И тут нечего строить на своей физиономии не просто недоумение, а право какое-то недовольство и злую шутку в сторону Фёдора. Который не посмотрит на то, что Юлиан его бывший знакомый и когда-то может быть товарищ (что очень спорно по той тематике, что в стране победившего капитализма, товарищей нет, а только господа-товарищи), а щёлкнет того по носу ещё какой-нибудь язвительной остротой.
В общем, как бы Юлиан не вставлял своей недовольной позицией палки в колёса дискуссии Фёдора, тот, тем не менее, продолжил своё воззвание к современникам, как он без ложной скромности обозначал любое своё обращение.
– Передо мной встала дилемма парадоксального характера. – Продолжил говорить Фёдор, покручивая рукой чашку на блюдце перед собой, таким образом давая всем своим слушателям понять, как всё сложно в этом мире, особенно в той его части, в которой присутствует он, Фёдор, замечательный во всех смыслах понимания и значения себя человек.

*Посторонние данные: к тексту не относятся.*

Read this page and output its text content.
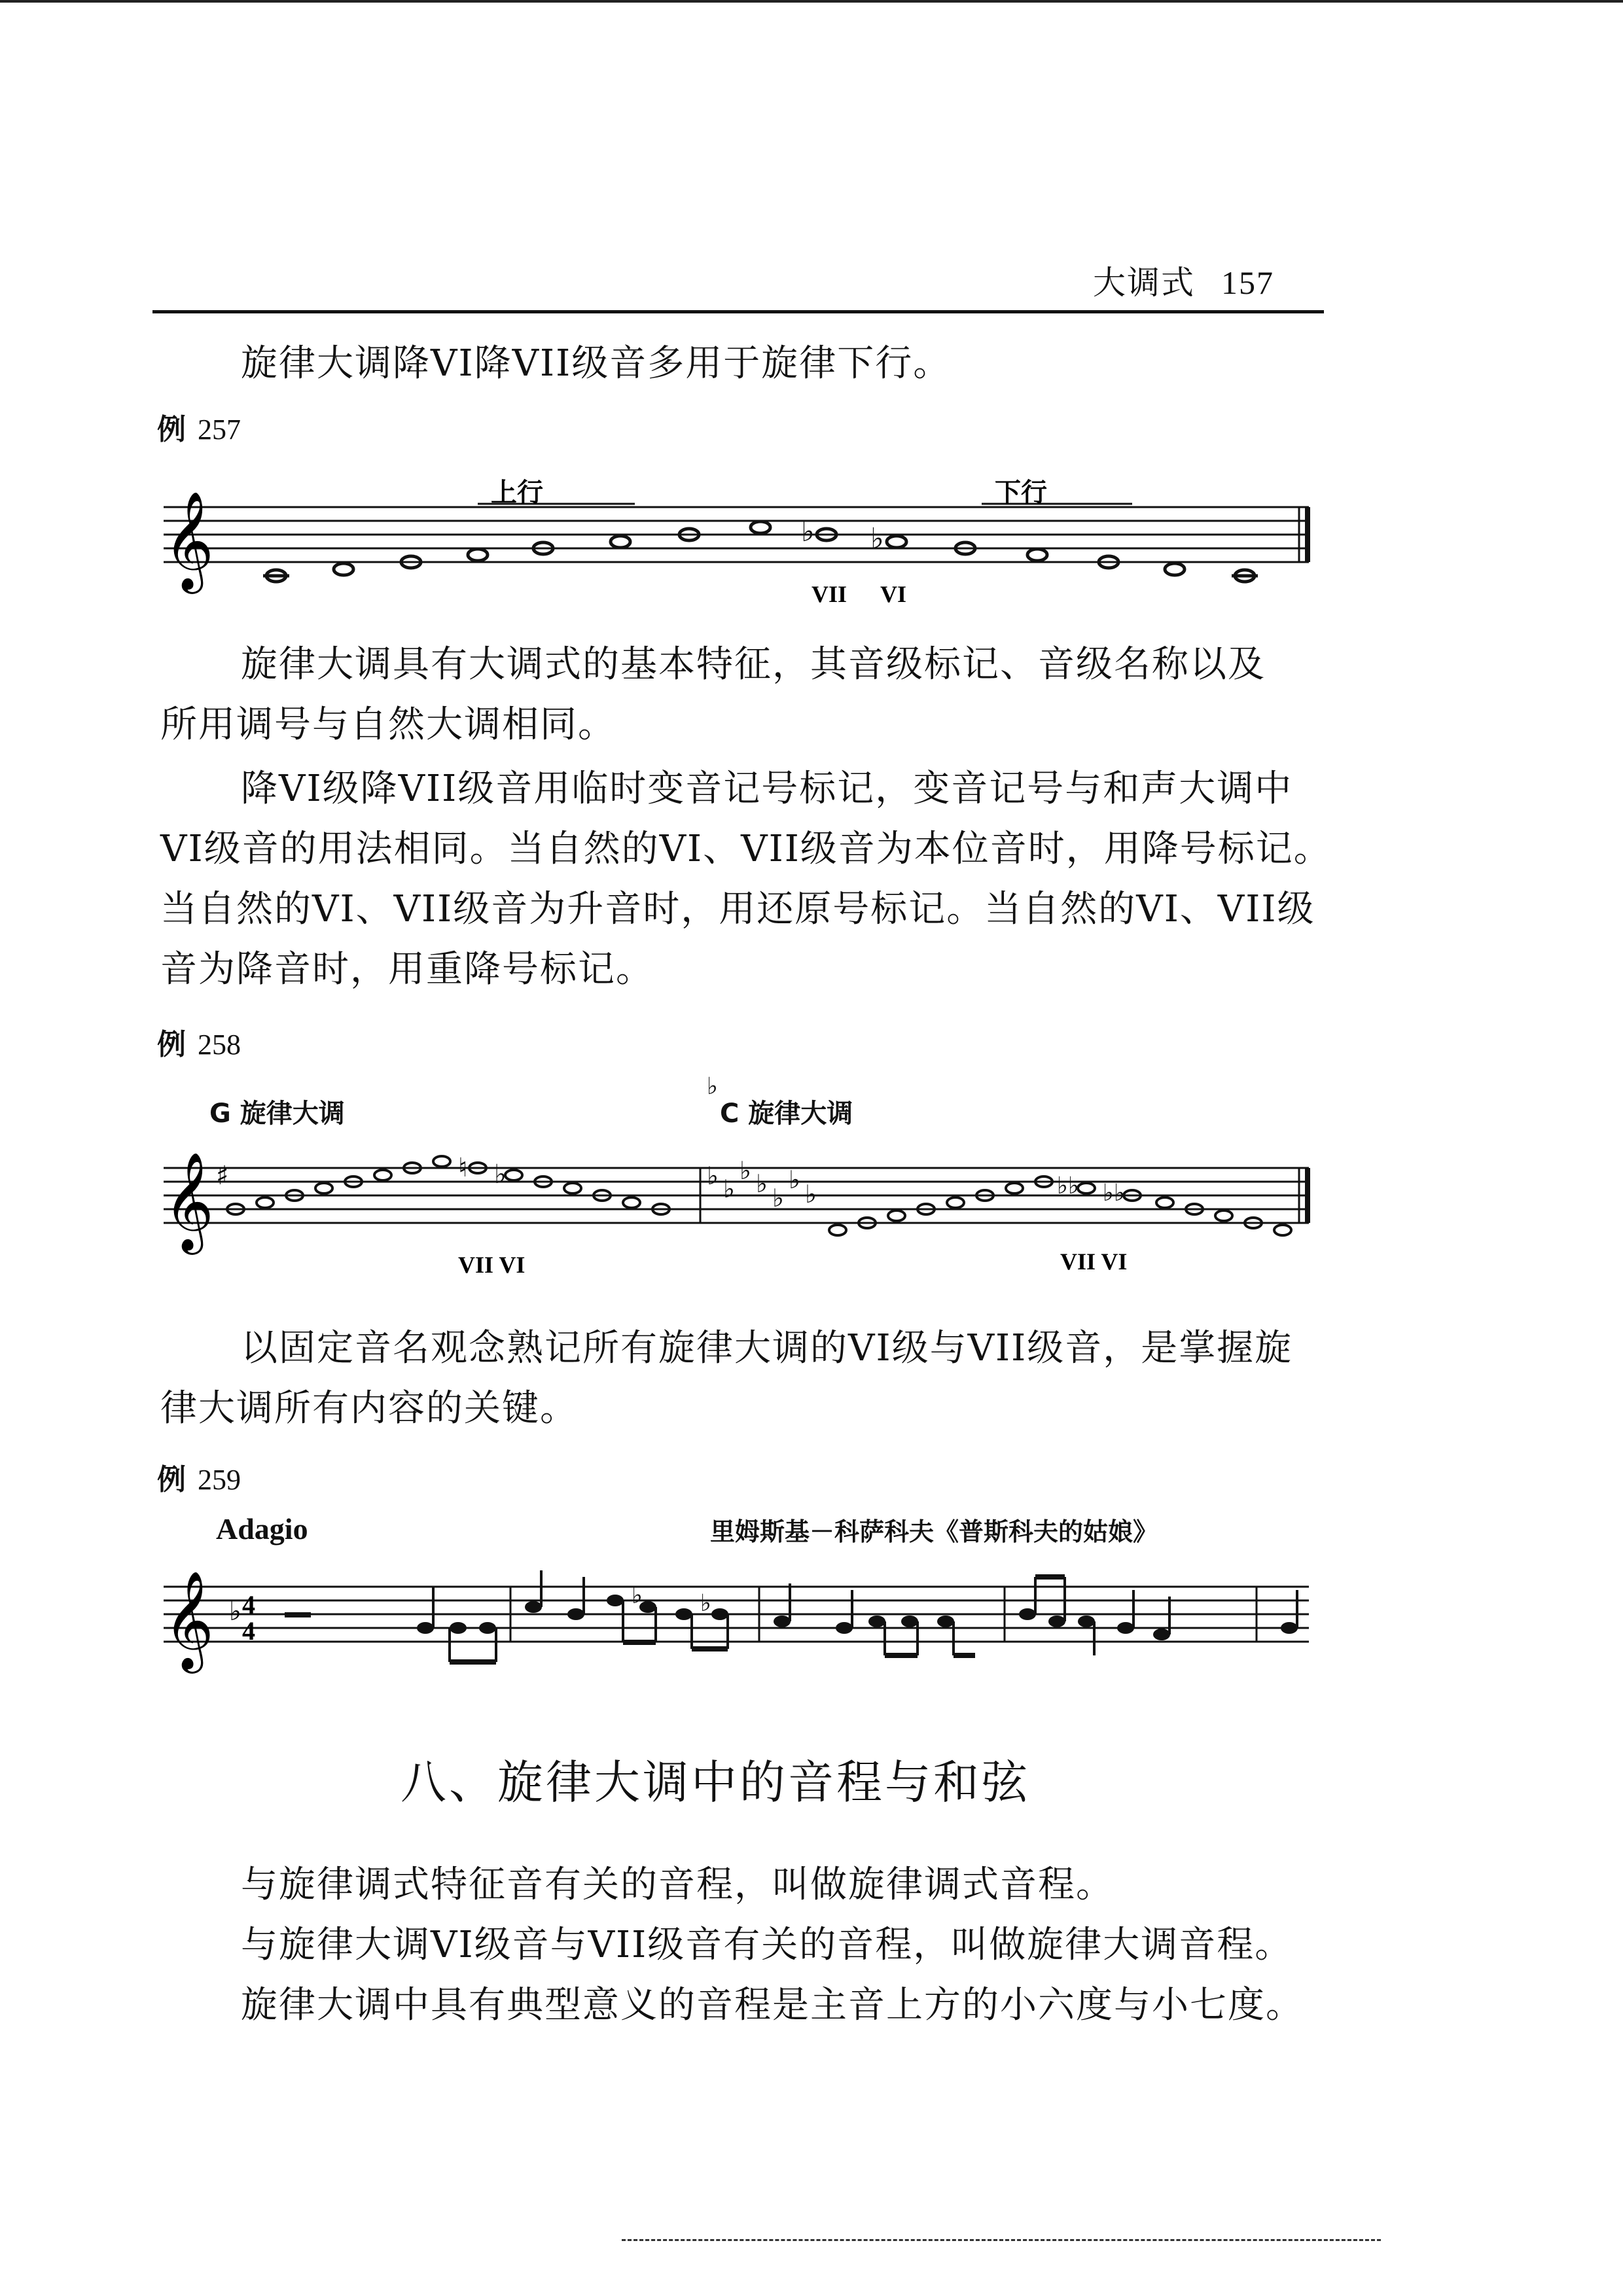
大调式 157
旋律大调降VI降VII级音多用于旋律下行。
例 257
𝄞	♭ ♭
上行	下行
VII VI
旋律大调具有大调式的基本特征，其音级标记、音级名称以及
所用调号与自然大调相同。
降VI级降VII级音用临时变音记号标记，变音记号与和声大调中
VI级音的用法相同。当自然的VI、VII级音为本位音时，用降号标记。
当自然的VI、VII级音为升音时，用还原号标记。当自然的VI、VII级
音为降音时，用重降号标记。
例 258
G 旋律大调
♭
C 旋律大调
𝄞 ♯	♮ ♭	♭ ♭
♭ ♭ ♭
♭ ♭	♭♭ ♭♭
VII VI	VII VI
以固定音名观念熟记所有旋律大调的VI级与VII级音，是掌握旋
律大调所有内容的关键。
例 259
Adagio	里姆斯基－科萨科夫《普斯科夫的姑娘》
𝄞 ♭ 4
4
♭ ♭
八、旋律大调中的音程与和弦
与旋律调式特征音有关的音程，叫做旋律调式音程。
与旋律大调VI级音与VII级音有关的音程，叫做旋律大调音程。
旋律大调中具有典型意义的音程是主音上方的小六度与小七度。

А чтобы его слушатели прониклись всем этим пониманием, Фёдор исподлобья посматривает на сидящих за его столиком людей, – а вам, неприятный мне Юлиан, уже поздно из себя строить целку, – и даёт всем тут понять, что он всегда в курсе того, на что нацелены ваши сердца.
– С одной стороны новая система ценностей, с которой я разделяю все её системные установки, требует от меня публичного признания сего разумного для меня и благоприятного для неё факта, но чего я не могу в данный момент сделать, когда моё финансовое благополучие полностью завязано на старой системе ценностей, где до моего прибытие сюда, я считался неотъемлемой частью этой старой и для меня как бы родной системы взаимоотношений. Которая со своей стороны требует от меня такого же, нет, не покаяния, а хотя бы подтверждения от меня моего прежнего статуса, патриота страны. А это всё приводит к тому, что я вынужден кривить душой и уклоняться от этого признания, чтобы не лишиться основного источника доходов. – На этом месте Фёдор глубоко вздохнул в сторону своей тяжкой доли латентного вырожденца и скрытого диссидента, кто поставлен в такие жесткие и непримиримые с его душевными порывами условия, что он даже в этом не может признаться намёками на вот такую свою позицию.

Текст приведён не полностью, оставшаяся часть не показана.